Die Handschrift von Thomas Bühner ist klar zu erkennen: eine avantgardistische Kombination aus mutig gewählten Aromen und des Garens bei niedrigen Temperaturen. Das raffinierte Handwerk der großen französischen Küche verlassen Bühner und sein Team dabei nie. Gut so.
Das Interieur hinkt der fantastischen Küche hinterher
Sensationell, spektakulär, unvergesslich – für die Kreationen lassen sich kaum genug Lobeshymnen anstimmen.
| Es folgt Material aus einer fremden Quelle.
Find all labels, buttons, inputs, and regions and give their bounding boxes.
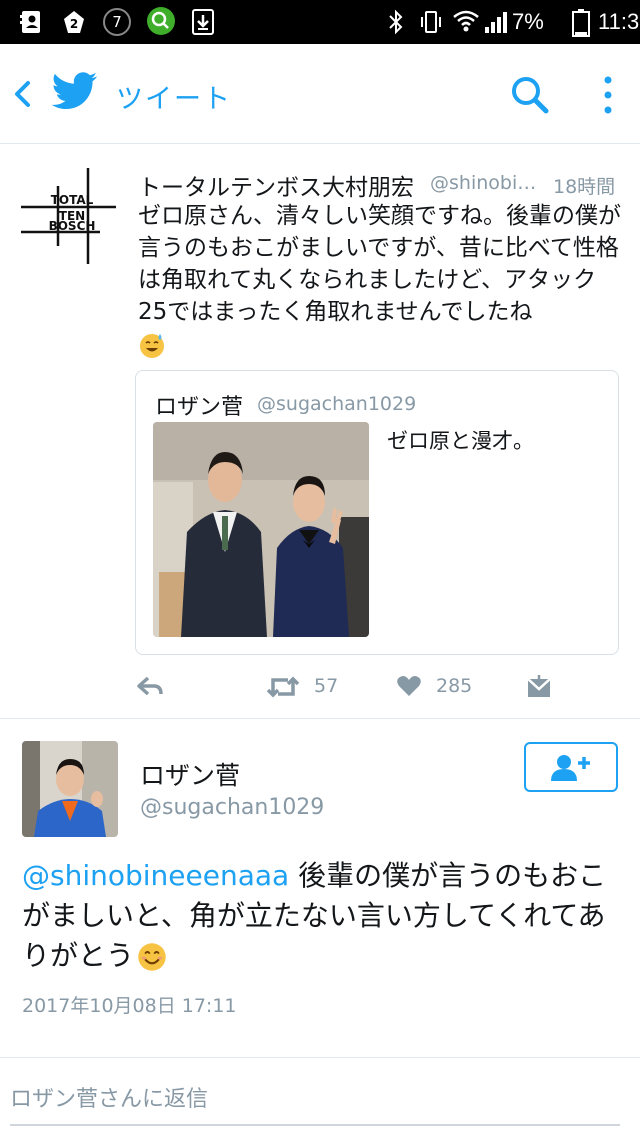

Am besten schmeckt mir der Gugelhupf à „La Vie“, der mit verschiedenen Saucen und einem feinen Vanilleeis serviert wird. Den leichten Brandy-Geschmack zaubert die Kellnerin mit einem Spray hinzu.
Das Restaurant selbst hingegen, der Gastraum, könnte ansprechender gestaltet sein. Das viele Grau und Braun der Einrichtung ist etwas uninspiriert, die Vorhänge zu schwer, zu düster, und die Stühle erinnern an das Wartezimmer einer guten Arztpraxis. Positiv hervorheben möchte ich jedoch das wundervolle, handgefertigte Porzellan von Pieter Stockmans, einem flämischen Meister seines Faches. Darin und darauf sieht die Menüfolge gleich noch einmal so appetitlich und ästhetisch aus.
Manchmal lohnt sich einfach der Mut zum Außergewöhnlichen, das macht man im Hotel Eslite vor. Auch wenn manches Deko-Objekt, wie etwa Bücher, mitunter „Beine bekommt“.